I treated Hemi at the farm and took some blood samples before sending him down to Pilchuck Veterinary Hospital for further diagnostics and monitoring. Basically, if he continued to act colicky, he would be right at the surgical facility if surgery was necessary. In addition, he had the advantage of board certified medicine and surgical doctors to assess his condition. When Hemi arrived, he looked great (at this point I felt like I had sent the owner on a long trip for nothing). They did perform more diagnostics and kept him overnight for observation. His blood work looked good except that his white count and total protein was a little lower than normal. Remember, Hemi had not been quite right for a couple of days. When they performed ultrasound on his abdomen the only unusual finding was that the intestine had increased wall thickness.

For 48 hours Hemi did well.
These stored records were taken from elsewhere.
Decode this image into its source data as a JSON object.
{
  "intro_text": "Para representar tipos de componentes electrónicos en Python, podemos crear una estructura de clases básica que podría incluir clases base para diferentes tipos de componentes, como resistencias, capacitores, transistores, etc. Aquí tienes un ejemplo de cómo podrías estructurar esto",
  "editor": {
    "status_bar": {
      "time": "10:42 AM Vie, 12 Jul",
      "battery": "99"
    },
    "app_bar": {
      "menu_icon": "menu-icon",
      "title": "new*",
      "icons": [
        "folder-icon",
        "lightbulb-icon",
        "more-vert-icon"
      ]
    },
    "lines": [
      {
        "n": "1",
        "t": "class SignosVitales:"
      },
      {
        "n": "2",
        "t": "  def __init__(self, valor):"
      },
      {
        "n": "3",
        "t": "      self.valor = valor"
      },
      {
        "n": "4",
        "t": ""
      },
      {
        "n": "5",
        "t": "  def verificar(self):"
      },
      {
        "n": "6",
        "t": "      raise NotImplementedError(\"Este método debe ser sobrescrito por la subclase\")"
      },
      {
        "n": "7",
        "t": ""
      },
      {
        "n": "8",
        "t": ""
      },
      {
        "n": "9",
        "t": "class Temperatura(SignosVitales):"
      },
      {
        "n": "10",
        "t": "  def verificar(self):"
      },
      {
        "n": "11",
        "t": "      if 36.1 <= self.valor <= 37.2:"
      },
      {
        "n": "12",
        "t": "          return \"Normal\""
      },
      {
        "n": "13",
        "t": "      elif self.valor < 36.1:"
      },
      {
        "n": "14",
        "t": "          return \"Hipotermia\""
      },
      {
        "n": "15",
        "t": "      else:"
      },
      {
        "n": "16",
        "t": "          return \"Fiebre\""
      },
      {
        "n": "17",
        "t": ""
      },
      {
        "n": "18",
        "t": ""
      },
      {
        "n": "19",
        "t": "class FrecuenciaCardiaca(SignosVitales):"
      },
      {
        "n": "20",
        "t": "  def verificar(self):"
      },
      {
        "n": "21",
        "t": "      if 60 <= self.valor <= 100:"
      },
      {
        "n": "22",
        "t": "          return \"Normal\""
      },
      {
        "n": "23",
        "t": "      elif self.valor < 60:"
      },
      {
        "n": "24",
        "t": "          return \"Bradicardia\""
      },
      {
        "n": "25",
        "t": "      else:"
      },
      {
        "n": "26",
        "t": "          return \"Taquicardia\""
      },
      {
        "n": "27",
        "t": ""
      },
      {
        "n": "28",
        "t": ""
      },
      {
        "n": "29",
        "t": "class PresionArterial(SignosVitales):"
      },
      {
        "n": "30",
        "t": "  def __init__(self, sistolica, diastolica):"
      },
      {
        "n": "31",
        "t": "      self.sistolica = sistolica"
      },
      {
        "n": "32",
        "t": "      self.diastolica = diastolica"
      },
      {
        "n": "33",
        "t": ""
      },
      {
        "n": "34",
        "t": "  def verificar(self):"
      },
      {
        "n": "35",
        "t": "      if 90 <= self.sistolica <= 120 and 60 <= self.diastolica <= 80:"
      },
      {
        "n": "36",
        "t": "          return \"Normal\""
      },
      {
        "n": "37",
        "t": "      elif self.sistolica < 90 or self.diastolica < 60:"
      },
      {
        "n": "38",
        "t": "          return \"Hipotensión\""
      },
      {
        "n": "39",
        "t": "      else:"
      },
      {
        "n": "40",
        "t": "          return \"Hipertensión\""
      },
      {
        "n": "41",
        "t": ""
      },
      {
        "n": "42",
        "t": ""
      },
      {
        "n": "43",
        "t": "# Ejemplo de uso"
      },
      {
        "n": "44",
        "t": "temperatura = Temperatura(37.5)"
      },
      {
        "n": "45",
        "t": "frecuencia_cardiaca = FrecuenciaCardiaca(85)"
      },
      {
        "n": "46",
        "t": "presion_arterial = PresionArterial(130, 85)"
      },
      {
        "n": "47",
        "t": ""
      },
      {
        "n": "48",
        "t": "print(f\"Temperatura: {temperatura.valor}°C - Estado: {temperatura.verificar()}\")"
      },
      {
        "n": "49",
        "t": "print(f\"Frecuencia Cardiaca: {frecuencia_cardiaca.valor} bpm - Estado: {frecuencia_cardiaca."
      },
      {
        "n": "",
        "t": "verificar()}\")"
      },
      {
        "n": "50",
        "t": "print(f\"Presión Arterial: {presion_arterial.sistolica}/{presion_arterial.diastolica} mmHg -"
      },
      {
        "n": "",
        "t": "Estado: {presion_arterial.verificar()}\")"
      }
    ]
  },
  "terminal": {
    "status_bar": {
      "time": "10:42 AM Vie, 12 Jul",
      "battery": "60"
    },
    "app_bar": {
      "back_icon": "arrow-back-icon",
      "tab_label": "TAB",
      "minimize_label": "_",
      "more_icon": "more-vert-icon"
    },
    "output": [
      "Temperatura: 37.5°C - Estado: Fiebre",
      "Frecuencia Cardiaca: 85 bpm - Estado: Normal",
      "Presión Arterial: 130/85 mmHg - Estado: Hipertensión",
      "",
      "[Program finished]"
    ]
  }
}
They gave him fluids and monitored his condition carefully, then things fell apart. His protein, which had been slightly decreased at the beginning (around 4.6, normal low is 5.5), dropped down to 3.4!  Protein is needed to keep the fluid portion of the blood normal. When the protein decreases, fluid may start to come out of the vessels and collect under the skin or in the abdomen as well as interfere with blood pressure and heart function. Protein is also needed as a building block for muscle and enzyme function. Not only that, but Hemi was still uncomfortable. Where was the protein going and where was the low grade pain coming from?

Unfortunately, exploratory surgery is not a very good option for a horse with that low of protein in the blood. There would be a greater chance of losing the horse from the anesthesia which possibly negates the benefits of surgery. At Pilchuck they were able to keep his blood stabilized using hetastarch, an intravenous product that helps maintain decent blood pressure when a horse has lost so much protein. The decision was made to perform an upper gastrointestinal endoscope exam. They could rule out stomach ulcers as a cause of the pain and protein loss and attempt to take a sample of the duodenum which is the upper part of the small intestine. Fortunately the stomach was in good shape, but they were unable to reach a section of intestine that was damaged. The small intestine of a horse could potentially measure 20 meters in length and an endoscope, at its longest, is only 3 meters. It takes most of that just to get into the stomach. 

A presumptive diagnosis of inflammatory bowel disease was made based on the ultrasound appearance of the small intestine, the protein loss, and Hemi’s chronic, low-grade pain. He was started on corticosteroids to decrease the inflammation and put on a low bulk diet to make it easier to pass material through the damaged intestine. At this point the gelding’s prognosis was uncertain.